Minister of Education
- In office 1999–2004
- President: Yahya Jammeh
- Preceded by: Satang Jow

Personal details
- Born: 1956 (age 69–70)
- Alma mater: Bayero University Kano (BA); Vanderbilt University (MSc); ;
- Occupation: Politician; civil servant;

= Ann Therese Ndong-Jatta =

Gambian politician and civil servant

Ann Therese Ndong-Jatta (born 1956) is a Gambian politician and civil servant. Originally working as a Catholic school principal and a civil servant, she served as minister of education from 1999 to 2004, when she left to serve as an official for UNESCO.

==Biography==
Ann Therese Ndong-Jatta was born in 1956 and attended St. Joseph's High School in Banjul. She got a BA (Honours) in Education, English and History from Bayero University Kano and a MSc in Educational Leadership at Vanderbilt University, the latter under an Africa–America Institute scholarship. She was also a postgraduate certificate student at Harvard University.

Back in the Gambia, Ndong-Jatta held several positions in education, including principal for a Catholic vocational secondary school. She worked in many civil service positions in the Gambian government, including as chief education officer, and director of secondary and tertiary education. In 1999, she became minister of education in the cabinet of Yahya Jammeh, succeeding Satang Jow afterh e stepped down due to health concerns. As minister, she oversaw the creation of another university and specialized in girls' education.

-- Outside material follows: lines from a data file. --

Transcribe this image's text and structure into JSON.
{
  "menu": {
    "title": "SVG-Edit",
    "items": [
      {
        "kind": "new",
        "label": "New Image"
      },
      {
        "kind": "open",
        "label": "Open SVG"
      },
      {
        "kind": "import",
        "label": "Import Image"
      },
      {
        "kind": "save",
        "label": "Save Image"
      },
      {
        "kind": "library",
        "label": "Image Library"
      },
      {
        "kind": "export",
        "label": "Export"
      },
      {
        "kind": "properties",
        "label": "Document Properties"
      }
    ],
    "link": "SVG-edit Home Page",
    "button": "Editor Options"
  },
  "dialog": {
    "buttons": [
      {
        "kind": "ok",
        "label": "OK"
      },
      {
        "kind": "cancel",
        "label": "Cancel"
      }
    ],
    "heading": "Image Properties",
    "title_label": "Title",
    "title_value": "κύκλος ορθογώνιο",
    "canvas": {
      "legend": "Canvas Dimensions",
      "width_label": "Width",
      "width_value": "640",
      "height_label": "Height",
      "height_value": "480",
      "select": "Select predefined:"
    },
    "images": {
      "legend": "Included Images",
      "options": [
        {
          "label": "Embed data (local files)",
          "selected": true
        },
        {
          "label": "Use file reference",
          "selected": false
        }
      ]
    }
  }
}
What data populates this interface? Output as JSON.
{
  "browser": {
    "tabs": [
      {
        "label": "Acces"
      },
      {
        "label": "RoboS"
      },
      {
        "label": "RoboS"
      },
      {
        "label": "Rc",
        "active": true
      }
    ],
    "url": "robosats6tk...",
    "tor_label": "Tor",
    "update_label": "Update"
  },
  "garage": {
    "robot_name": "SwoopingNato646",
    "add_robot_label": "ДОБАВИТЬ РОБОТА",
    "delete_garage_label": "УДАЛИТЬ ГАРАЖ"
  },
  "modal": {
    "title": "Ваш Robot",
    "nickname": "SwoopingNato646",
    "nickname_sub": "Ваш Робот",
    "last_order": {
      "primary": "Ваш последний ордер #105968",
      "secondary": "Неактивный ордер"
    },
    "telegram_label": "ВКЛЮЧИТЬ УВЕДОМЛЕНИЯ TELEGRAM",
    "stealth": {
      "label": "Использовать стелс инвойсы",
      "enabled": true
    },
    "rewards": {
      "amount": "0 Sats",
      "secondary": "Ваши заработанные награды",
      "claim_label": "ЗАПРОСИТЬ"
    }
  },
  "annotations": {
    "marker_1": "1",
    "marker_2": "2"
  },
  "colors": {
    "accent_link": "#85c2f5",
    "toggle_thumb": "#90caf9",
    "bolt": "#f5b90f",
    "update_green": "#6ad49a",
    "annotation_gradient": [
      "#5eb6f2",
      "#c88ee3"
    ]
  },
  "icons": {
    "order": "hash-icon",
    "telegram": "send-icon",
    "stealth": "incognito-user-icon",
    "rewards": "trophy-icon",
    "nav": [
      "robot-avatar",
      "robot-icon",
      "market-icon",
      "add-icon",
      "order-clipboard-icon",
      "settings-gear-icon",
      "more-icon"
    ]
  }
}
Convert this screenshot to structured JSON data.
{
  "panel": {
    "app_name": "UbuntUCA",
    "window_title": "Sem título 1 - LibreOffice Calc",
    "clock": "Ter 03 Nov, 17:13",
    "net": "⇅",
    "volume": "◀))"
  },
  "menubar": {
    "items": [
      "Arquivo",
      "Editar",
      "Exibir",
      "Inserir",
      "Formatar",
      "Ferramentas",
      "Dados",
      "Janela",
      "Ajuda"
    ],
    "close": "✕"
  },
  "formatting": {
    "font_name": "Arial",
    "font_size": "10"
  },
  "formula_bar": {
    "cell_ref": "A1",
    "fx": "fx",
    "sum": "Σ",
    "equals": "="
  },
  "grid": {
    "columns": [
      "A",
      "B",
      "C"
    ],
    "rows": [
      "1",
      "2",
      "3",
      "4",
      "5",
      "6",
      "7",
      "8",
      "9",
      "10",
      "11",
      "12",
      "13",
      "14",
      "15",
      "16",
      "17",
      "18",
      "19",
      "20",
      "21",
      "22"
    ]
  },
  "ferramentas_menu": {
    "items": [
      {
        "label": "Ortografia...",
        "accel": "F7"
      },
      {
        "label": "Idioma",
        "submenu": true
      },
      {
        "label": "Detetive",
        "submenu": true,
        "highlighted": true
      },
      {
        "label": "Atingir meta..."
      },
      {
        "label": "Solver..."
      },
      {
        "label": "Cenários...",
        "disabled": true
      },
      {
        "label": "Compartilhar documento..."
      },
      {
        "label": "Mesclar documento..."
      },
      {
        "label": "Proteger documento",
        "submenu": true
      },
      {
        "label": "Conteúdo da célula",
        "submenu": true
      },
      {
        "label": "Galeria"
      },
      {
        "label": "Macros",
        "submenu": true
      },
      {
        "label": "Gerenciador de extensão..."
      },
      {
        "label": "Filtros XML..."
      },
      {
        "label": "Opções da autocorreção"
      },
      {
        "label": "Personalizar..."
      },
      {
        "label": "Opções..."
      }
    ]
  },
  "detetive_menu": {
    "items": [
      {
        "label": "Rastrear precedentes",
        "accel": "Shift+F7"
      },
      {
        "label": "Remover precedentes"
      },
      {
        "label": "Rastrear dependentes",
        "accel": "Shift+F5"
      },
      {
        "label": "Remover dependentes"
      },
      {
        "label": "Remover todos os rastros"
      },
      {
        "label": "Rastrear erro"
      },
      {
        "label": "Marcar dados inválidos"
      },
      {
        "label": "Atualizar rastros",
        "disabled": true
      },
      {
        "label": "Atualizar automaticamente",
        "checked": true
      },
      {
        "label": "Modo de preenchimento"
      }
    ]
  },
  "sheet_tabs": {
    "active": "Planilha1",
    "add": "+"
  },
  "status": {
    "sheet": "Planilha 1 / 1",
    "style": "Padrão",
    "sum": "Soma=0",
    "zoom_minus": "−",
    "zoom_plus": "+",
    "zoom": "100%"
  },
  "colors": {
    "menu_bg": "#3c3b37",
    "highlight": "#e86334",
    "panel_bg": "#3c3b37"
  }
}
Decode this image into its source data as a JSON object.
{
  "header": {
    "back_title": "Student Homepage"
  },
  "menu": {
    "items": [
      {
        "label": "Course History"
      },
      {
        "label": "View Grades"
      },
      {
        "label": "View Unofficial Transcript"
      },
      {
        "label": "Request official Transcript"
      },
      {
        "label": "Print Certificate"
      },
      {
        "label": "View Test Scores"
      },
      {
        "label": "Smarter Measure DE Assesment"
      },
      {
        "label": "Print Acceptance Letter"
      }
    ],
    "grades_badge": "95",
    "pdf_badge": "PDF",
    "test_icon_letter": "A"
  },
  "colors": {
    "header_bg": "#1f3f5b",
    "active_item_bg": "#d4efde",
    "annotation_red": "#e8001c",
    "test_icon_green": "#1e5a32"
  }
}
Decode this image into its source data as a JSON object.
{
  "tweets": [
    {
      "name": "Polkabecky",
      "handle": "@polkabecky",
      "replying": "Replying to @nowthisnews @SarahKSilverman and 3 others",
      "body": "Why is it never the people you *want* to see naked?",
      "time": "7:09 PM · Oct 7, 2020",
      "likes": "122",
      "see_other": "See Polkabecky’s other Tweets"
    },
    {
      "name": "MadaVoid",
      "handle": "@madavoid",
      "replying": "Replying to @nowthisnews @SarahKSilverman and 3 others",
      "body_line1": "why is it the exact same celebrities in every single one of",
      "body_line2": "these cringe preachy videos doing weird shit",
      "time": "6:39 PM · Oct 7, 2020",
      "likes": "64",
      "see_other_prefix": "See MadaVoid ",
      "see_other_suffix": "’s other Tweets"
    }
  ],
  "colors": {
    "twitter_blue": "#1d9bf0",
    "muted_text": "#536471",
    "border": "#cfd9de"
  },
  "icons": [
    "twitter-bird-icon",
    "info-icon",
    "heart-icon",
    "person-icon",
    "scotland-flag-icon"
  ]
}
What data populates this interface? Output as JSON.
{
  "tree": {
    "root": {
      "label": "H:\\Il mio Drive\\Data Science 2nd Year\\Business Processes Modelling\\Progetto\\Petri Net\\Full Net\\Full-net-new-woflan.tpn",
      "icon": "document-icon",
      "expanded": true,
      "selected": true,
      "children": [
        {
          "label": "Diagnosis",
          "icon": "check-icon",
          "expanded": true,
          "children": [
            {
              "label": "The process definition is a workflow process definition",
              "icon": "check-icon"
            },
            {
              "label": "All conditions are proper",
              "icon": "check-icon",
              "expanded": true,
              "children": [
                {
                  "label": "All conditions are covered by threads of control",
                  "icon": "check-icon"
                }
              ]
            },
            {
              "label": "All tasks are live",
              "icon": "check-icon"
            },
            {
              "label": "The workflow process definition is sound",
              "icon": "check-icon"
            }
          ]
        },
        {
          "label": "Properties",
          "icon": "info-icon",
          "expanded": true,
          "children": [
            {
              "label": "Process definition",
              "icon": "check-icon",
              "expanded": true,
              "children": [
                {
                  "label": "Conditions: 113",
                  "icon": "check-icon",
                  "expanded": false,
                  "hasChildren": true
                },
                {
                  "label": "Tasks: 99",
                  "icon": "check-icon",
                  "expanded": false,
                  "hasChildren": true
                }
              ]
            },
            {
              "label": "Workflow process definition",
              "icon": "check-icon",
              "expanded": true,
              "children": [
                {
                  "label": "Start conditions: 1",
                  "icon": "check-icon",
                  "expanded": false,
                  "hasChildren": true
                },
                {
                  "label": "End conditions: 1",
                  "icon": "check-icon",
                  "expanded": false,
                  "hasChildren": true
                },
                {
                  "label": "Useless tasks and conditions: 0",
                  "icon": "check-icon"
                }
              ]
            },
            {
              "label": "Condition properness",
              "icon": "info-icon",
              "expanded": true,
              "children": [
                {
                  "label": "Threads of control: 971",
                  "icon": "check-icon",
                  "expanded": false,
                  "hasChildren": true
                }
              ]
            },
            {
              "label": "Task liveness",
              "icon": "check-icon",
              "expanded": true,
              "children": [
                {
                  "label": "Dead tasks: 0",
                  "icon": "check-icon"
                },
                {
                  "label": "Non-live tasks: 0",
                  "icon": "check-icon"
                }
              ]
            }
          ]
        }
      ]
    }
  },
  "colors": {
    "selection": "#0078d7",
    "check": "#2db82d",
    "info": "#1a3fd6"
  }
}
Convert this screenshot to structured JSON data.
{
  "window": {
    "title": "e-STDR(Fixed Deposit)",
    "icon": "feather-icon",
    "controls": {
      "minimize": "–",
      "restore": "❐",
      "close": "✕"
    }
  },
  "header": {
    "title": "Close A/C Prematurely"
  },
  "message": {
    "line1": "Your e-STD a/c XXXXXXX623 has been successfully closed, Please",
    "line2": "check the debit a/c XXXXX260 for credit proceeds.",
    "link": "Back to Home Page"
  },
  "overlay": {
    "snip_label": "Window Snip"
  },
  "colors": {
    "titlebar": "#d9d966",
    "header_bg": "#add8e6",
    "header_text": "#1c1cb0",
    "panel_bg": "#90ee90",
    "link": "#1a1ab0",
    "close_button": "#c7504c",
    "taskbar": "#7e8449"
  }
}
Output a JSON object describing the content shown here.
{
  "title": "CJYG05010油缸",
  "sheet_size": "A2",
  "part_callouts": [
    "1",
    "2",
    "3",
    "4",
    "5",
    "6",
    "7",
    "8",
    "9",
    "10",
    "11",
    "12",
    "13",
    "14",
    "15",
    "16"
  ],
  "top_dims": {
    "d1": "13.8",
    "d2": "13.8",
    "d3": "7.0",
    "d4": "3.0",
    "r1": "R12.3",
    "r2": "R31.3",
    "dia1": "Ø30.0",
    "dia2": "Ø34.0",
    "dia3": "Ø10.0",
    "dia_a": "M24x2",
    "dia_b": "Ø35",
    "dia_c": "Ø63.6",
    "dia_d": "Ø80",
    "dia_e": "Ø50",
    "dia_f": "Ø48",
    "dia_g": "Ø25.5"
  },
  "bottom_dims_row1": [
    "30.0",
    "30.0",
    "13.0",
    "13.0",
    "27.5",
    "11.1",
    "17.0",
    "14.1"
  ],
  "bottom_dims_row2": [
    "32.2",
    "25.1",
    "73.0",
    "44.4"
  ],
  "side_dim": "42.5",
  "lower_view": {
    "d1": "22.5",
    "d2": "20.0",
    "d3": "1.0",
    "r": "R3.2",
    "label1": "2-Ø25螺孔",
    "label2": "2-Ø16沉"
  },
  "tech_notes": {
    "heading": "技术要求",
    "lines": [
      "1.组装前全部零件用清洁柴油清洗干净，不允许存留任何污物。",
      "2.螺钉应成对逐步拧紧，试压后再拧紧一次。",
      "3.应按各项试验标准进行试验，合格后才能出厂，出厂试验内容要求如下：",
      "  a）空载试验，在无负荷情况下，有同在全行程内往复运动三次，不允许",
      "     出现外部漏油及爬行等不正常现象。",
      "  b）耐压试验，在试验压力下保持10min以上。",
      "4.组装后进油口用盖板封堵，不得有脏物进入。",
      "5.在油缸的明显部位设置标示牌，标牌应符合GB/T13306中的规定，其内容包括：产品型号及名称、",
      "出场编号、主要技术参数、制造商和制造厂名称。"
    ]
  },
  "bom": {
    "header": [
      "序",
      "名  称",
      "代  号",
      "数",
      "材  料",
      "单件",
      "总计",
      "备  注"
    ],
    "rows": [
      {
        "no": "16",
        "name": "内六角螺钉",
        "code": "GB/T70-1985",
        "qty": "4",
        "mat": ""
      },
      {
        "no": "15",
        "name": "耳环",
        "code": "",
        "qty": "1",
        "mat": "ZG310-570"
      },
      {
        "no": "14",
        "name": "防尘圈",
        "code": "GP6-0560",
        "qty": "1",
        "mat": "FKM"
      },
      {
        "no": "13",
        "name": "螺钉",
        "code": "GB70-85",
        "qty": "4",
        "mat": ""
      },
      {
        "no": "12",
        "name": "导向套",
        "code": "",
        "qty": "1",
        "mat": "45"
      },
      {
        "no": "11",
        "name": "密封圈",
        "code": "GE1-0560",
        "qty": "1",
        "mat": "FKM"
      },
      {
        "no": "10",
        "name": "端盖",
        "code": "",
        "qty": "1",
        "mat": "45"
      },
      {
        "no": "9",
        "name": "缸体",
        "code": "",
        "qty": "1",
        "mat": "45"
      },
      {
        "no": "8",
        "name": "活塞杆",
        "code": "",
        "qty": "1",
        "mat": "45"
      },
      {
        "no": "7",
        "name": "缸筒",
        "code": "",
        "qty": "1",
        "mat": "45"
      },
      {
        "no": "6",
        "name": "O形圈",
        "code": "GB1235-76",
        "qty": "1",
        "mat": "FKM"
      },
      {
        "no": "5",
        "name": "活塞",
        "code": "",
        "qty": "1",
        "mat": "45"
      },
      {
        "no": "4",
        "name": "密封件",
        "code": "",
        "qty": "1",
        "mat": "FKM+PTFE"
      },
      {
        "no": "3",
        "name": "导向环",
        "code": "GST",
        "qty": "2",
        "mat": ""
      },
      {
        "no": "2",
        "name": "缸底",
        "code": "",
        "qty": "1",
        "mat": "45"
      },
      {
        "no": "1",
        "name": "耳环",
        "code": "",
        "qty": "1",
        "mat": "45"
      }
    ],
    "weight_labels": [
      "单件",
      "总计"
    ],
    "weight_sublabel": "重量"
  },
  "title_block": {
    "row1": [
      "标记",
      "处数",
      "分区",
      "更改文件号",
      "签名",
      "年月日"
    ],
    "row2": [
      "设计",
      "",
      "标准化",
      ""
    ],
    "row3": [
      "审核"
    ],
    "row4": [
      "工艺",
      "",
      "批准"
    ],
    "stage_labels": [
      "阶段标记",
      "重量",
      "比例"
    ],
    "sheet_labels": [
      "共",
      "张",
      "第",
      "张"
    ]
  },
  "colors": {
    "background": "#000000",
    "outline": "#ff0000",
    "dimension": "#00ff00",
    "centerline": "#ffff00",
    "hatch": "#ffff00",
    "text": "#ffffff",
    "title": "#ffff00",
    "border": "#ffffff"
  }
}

In 2004, Ndong-Jatta stepped down as minister to join UNESCO as Director for Primary Education. In 2008, she became Director of the Office for Education in Africa. In August 2011, she met with vice president Isatou Njie-Saidy in her capacity as a UNESCO official, discussing tpoics like cultural heritage, climate change, and women's issues. On 1 October 2016, she was appointed Director of UNESCO's Regional Office for East Africa in Nairobi, Kenya. She left UNESCO on 30 June 2021.

Alongside Juka Fatou Jabang and Matilda Johnson, she co-wrote the 2005 poetry anthology The Repeal, which Hassoum Ceesay described as the most important Gambian feminist publication since Augusta Jawara's Rebellion (1968).